Over the past two months, more than 300 goats owned by shepherds in Mexico’s Puebla state have been decapitated by someone, or something, that hasn’t yet been tracked down.
According to various reports, Felix Martinez, president of Colonia San Martin, recently stated that nearly 40 goats were killed near his municipality. Strangely, there was reportedly very little evidence of blood in the area where the goat bodies were found — throwing suspicion on an unknown animal or chupacabra.
The chupacabra falls into the cryptozoological category of cryptids, a term used to describe animals that haven’t yet been confirmed by science, like the Loch Ness Monster and Bigfoot.
Chupacabra sightings often emanate from the Southwest U.S., Puerto Rico, Latin America and Mexico, and the animal is thought to attack livestock, leaving behind puncture wounds after it drains their blood.

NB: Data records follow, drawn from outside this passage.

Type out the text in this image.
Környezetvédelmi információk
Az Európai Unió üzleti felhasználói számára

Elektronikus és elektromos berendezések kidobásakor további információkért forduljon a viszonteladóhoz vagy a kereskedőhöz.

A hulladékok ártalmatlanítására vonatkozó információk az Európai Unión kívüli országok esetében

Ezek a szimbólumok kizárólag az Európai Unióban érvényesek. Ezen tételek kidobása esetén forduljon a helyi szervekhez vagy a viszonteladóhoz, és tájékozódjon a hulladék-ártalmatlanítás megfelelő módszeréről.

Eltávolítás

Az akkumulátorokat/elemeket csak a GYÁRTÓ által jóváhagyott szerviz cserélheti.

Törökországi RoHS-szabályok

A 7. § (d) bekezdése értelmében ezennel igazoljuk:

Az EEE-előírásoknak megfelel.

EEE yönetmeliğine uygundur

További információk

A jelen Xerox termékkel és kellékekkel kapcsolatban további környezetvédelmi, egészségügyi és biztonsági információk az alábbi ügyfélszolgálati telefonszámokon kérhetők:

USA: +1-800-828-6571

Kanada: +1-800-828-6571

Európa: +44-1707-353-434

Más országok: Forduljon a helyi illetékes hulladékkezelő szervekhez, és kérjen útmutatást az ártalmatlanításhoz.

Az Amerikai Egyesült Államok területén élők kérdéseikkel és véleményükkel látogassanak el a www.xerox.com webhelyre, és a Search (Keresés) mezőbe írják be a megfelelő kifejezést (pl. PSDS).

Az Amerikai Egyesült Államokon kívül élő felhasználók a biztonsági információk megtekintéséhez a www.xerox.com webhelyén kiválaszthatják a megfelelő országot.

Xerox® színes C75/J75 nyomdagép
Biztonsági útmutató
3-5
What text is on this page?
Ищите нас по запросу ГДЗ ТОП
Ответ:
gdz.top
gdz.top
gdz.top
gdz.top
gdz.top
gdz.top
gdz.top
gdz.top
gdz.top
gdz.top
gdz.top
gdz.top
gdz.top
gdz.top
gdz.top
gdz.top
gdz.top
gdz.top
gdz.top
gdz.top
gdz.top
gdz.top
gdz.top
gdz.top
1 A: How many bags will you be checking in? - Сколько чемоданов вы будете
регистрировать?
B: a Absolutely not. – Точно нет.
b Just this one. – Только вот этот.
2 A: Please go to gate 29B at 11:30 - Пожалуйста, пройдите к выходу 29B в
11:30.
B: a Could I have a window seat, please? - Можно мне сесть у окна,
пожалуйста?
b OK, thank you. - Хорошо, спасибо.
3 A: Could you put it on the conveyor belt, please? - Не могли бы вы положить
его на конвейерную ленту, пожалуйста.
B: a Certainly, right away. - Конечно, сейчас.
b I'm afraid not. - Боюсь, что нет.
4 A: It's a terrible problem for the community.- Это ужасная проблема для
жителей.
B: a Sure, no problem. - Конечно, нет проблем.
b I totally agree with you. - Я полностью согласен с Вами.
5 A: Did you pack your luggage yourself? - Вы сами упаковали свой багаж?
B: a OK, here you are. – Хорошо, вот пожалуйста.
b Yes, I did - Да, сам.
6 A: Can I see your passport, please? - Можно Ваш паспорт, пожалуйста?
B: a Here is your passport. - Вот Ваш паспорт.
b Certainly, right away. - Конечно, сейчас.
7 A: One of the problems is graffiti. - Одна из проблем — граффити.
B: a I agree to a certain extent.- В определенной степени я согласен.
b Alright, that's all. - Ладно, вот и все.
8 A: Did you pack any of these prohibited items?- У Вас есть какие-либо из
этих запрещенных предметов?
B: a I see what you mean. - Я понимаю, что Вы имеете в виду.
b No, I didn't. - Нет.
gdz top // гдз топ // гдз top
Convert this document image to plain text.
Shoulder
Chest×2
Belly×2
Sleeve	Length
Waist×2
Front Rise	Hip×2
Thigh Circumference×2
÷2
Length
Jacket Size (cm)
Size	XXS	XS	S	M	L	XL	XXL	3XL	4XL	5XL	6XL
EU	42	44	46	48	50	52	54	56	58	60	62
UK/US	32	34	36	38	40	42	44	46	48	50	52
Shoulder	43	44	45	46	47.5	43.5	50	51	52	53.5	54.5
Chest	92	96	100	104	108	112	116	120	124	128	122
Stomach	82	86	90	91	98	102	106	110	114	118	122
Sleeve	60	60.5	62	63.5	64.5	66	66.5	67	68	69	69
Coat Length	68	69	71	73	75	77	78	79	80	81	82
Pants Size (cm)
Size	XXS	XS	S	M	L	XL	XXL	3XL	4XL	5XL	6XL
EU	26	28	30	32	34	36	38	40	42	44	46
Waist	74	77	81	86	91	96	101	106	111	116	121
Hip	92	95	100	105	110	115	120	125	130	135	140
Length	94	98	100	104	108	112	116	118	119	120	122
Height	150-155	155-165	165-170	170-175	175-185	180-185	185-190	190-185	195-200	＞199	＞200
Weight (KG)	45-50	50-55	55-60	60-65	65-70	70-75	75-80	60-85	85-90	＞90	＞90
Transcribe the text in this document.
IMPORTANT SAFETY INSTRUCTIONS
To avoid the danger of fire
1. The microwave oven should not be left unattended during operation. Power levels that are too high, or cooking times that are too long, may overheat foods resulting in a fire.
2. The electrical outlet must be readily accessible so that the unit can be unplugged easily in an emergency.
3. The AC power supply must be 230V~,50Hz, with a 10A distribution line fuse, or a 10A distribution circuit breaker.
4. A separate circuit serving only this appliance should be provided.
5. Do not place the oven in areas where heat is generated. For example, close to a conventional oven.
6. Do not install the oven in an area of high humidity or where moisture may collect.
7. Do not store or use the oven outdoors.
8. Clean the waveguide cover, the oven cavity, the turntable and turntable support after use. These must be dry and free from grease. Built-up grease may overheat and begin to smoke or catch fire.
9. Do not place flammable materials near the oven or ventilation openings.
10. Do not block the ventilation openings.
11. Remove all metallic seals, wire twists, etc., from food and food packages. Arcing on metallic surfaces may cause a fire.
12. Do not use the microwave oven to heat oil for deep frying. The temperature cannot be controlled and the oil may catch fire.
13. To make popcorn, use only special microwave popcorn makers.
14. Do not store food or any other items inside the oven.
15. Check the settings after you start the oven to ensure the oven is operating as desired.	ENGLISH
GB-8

AOL News reported in July that a bizarre-looking animal, allegedly a goat-blood-sucking chupacabra, was shot and killed by Texas Animal Control officer Frank Hackett.
“All I know is, it wasn’t normal. It was ugly, real ugly. I’m not going to tell no lie on that one,” Hackett told NBC DFW.
Medical researchers have speculated that the purported chupacabras of Texas and Mexico may actually be coyote hybrids, something DNA tests could determine.
Meanwhile, in Mexico, groups of peasants have formed watch groups to monitor any possible chupacabra activity in their communities.